With respect to method reliability, our results showed pooled estimates of reproducibility values close to perfect reliability (about unity), indicating that the methods are highly repeatable by expert examiners. This high reproducibility might be due to positive publication bias, as studies reporting good reliability are more frequently available in the literature than studies reporting poor or no reliability70.

The strengths of our research are the adequate number of studies included, the precision of pooled mean errors, and the comprehensive evaluation of all methods and indices based on dental maturity for which, respectively, the validity and reproducibility measures were available in literature. To our best knowledge, this is the first meta-analysis that simultaneously evaluated the validity of dental age estimation methods and reproducibility of maturity dental indices, thereby allowing more informed and safer choices in all medical and legal fields requiring these methods. Finally, the quality assessment of the selected studies was very high: only 10% of studies had an unclear risk or high risk of bias without any concerns about applicability.

However, our evaluation also has some limitations and it shows a partial picture of validity and reproducibility of age estimation methods, due to the strict exclusion criteria applied in order to provide unbiased meta-estimates. We excluded articles without information on both validity and reproducibility outcomes, articles not written in English or Italian, and those where it was impossible to obtain pooled reproducibility estimates of Cohen’s kappa or the ICC due to a lack of information on the variability measure. In addition, some studies used inappropriate methods to estimate reproducibility, as discussed in Ferrante et al.71. Lastly, after reading the full texts, we excluded several studies (31 out of 75) with the word “validation” in the title or abstract but that used an inadequate approach to validate the method or no validation at all.

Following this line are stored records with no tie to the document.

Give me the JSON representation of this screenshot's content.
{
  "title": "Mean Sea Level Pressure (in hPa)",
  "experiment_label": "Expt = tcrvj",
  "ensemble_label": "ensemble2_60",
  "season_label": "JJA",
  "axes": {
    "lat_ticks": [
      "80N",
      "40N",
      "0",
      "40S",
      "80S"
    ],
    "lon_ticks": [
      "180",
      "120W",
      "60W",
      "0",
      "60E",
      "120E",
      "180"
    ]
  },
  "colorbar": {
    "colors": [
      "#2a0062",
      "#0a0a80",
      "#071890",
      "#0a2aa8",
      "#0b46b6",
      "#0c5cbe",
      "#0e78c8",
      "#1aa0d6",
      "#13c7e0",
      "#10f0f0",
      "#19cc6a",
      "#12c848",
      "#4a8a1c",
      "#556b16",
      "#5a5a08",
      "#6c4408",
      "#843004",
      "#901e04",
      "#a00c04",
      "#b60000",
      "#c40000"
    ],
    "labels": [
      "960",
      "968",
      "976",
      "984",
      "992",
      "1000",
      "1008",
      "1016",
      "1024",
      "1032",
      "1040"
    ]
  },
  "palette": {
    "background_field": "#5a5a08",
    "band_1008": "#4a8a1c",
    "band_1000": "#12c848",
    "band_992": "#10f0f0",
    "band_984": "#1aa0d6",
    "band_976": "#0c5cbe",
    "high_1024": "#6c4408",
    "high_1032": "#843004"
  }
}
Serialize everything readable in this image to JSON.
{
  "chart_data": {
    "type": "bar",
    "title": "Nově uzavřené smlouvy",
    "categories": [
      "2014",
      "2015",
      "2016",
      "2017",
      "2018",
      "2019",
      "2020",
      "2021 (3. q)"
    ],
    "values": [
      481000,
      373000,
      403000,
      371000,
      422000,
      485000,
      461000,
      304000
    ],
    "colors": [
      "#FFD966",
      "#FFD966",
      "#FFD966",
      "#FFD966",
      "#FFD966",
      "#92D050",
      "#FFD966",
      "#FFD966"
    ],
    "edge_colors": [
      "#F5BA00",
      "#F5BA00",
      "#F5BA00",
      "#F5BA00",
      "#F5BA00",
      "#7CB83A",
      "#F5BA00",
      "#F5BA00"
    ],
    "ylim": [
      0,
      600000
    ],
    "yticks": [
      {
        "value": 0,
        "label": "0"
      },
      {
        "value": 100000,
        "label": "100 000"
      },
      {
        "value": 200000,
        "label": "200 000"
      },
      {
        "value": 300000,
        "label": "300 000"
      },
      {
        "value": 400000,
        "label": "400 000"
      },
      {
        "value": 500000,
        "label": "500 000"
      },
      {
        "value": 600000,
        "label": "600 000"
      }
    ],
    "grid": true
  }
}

In conclusion, since only two studies based on bone maturity indices reported the validation and reproducibility analysis, it was not possible to perform a meta-analysis for them. All studies reporting methods based on dental maturity indices, which underwent a validation process, were considered in this review and for each method the difference between estimated and chronological age was not significantly different from zero years, highlighting a high validity. Nevertheless, there was a high degree of variability in the precision of the prediction intervals (research focus 1; Supplementary material “Methods”). Furthermore, a high intra- and inter-observer reproducibility of dental maturity indices was observed (research focus 2; Supplementary material “Methods”). The Nolla and Cameriere methods might be recommended as preferred approaches, although the Cameriere method was validated on a smaller sample size than Nolla’s and it requires further testing on additional populations to better assess the mean error estimates by sex. In the development of new methods of age estimation, it will be important to apply rigorous validation and publish a minimum dataset that ensures comparability of validity and reliability between different studies.